Under some conditions, the hypervisibility and expansion of LGBT rights may encourage anti-LGBT sentiments. Timor-Leste’s neighbouring country, Indonesia, for example, has been tolerant of the LGBT community, and homosexuality is legal (except in Aceh province). However, many called for the outlawing of same-sex relations a few years ago, and lobby groups have been pushing for the passage of “Family Resilience Bill” to cure the queer sexual and gender orientation of LGBT community since 2020. Despite this backlash against the LGBT community does not yet occur in Timor-Leste, strong cultural and religious norms which bind women as wives and mothers whereas men as breadwinners could prevent a universally acceptable LGBT culture from emerging in local society in spite of increasing LGBT visibility.

Until now, many of the fundamental rights of LGBT community are not yet fully protected in Timor-Leste. Their access to different sectors, such as education, employment, and health, are relatively constrained, compounded by COVID-19 and relevant regulations. Moreover, although there is no crimination of homosexuality, no government program or policy exists to protect LGBT rights, and sexual or gender-based violence against LGBT community is high.  A study showed that 86 percent of LGBT people experienced different forms of violence, many from families and communities. Failing to include and protect the LGBT community risks worsening their conditions of health and self-development.
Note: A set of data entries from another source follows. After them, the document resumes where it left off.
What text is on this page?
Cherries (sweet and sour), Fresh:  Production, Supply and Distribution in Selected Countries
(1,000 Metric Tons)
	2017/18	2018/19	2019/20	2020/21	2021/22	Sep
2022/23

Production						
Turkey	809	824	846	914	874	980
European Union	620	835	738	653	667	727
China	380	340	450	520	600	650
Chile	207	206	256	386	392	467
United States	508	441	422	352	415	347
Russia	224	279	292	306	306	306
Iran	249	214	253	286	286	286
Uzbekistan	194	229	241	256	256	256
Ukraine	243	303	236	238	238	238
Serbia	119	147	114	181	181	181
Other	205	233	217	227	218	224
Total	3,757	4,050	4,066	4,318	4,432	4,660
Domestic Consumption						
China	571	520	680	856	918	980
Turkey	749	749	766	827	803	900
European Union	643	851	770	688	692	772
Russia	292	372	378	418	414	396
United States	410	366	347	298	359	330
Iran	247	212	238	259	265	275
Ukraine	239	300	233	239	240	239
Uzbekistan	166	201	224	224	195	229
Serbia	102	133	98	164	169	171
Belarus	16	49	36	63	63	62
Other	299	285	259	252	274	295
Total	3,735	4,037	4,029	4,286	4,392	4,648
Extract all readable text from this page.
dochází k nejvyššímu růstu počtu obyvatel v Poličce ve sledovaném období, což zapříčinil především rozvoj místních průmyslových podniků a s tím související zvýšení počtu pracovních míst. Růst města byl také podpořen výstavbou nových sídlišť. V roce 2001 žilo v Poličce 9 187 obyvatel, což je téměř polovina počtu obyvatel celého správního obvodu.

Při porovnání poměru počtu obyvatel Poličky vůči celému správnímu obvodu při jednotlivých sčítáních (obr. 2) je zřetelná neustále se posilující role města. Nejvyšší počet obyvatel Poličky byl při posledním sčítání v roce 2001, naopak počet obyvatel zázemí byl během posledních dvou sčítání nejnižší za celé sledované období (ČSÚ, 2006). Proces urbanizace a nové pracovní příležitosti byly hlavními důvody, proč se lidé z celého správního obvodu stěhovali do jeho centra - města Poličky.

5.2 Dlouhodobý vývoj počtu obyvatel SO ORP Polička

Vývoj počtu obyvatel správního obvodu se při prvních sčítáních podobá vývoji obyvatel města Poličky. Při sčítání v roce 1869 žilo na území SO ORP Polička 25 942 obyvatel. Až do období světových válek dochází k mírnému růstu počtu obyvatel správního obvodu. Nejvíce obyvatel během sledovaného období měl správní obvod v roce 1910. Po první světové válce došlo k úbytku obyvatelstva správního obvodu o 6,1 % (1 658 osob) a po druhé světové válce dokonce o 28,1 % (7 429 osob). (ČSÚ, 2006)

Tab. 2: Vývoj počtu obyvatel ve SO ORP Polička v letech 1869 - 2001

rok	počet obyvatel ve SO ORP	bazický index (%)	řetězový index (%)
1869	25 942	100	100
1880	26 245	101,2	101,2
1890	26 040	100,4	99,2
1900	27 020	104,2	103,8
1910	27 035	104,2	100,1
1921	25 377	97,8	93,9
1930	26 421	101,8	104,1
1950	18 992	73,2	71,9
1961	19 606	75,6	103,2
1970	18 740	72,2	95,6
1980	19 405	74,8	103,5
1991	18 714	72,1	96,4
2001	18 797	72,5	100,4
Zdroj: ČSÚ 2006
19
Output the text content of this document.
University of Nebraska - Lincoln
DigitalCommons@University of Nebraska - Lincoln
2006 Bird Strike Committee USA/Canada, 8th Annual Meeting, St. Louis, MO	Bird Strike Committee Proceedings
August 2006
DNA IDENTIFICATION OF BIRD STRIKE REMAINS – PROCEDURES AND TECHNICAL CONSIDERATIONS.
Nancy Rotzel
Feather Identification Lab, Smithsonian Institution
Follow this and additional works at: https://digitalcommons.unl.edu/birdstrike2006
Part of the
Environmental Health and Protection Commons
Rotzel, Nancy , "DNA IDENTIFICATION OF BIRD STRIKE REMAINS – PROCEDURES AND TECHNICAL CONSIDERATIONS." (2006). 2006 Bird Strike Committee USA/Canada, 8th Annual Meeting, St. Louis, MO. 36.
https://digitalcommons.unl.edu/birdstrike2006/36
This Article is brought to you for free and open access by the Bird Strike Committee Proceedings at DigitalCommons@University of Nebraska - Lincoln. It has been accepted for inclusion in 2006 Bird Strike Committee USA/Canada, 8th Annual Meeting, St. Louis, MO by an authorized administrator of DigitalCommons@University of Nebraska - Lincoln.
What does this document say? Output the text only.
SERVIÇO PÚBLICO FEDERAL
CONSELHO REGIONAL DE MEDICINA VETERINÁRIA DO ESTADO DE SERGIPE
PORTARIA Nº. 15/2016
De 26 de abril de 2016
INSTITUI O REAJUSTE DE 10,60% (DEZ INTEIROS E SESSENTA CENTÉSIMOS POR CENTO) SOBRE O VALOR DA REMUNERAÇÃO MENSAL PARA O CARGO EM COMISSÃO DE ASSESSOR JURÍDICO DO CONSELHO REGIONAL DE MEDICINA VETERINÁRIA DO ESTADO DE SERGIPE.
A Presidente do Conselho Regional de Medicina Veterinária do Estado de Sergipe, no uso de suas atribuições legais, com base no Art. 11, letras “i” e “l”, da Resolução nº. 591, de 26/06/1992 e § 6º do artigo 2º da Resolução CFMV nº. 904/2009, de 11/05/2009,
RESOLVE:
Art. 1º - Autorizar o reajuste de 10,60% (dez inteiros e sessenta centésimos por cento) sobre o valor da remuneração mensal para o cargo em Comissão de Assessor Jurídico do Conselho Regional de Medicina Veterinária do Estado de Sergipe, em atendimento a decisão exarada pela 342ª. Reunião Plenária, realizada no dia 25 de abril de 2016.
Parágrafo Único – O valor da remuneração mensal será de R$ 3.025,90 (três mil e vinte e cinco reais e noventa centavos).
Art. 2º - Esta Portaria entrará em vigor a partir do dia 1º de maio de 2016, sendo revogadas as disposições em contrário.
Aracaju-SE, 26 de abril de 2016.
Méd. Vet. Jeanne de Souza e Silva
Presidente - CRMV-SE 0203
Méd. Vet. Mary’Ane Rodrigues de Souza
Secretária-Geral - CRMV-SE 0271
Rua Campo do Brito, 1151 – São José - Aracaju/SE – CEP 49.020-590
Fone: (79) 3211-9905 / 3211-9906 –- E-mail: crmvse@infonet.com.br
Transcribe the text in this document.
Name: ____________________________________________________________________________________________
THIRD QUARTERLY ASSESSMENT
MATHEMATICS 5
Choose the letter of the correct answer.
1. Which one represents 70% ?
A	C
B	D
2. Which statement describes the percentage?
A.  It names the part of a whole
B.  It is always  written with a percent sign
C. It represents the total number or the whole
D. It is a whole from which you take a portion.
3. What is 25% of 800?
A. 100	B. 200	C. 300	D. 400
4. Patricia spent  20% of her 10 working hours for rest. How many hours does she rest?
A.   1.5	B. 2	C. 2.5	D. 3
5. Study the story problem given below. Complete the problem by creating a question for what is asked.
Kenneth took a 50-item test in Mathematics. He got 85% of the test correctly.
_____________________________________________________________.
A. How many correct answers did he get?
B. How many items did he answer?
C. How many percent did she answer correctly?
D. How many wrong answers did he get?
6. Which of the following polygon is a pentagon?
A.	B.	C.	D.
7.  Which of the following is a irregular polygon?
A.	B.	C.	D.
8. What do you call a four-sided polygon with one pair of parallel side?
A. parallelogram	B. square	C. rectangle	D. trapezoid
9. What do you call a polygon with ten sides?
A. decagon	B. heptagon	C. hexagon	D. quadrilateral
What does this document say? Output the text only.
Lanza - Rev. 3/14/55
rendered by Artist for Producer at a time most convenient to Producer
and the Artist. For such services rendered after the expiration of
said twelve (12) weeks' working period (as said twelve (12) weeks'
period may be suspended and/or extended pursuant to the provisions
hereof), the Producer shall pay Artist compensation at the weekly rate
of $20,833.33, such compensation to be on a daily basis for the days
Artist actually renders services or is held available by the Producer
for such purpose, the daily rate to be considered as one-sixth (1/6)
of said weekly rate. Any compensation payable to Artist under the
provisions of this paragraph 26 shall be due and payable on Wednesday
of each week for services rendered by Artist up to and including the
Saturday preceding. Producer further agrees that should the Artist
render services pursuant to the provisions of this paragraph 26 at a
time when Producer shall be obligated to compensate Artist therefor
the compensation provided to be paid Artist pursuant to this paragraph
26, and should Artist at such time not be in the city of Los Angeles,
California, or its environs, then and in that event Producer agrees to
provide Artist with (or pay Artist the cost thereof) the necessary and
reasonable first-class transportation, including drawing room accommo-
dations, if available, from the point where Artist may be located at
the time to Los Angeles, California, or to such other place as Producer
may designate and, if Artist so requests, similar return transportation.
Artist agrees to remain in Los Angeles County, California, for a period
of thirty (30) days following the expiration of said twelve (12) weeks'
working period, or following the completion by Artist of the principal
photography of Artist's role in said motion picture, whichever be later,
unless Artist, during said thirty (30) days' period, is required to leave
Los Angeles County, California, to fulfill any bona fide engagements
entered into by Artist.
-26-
While we may expect Ramos-Horta to bring about a more inclusive and progressive political agenda during his presidency, it is important to pay attention to the unintended consequences of LGBT movement through human rights discourses in current political institutions and frameworks. Moreover, it is crucial to explore more fluid precolonial or indigenous understandings and experiences of gender and sexuality through more documentation and research, which may not only challenge the underlying binary categories and structure introduced and reinforced by colonial powers and Catholic Church, but also demonstrate gender and sexual diversities through which the local LGBT community can actively define and redefine what gender and sexuality mean to them based on their multiple and diverse life experiences and perspectives.

Violence and stigmatisation towards the LGBT community remains prevalent in Timor-Leste, and the state has not taken an active role in protecting the LGBT community. However, it is undeniable that local LGBT activists and community are proactively claiming and reclaiming their rights from below, such as through internet, not necessarily tied to the mainstream general categories and meanings of rights discourse. Ramos-Horta and the ninth government need to consult and work closely with LGBT community and advance relevant rhetoric and practices with political wisdom, prudency, and carefulness if they want to include and protect the LGBT community in public policies and programs without provoking anti-LGBT sentiment and further oppression and violence.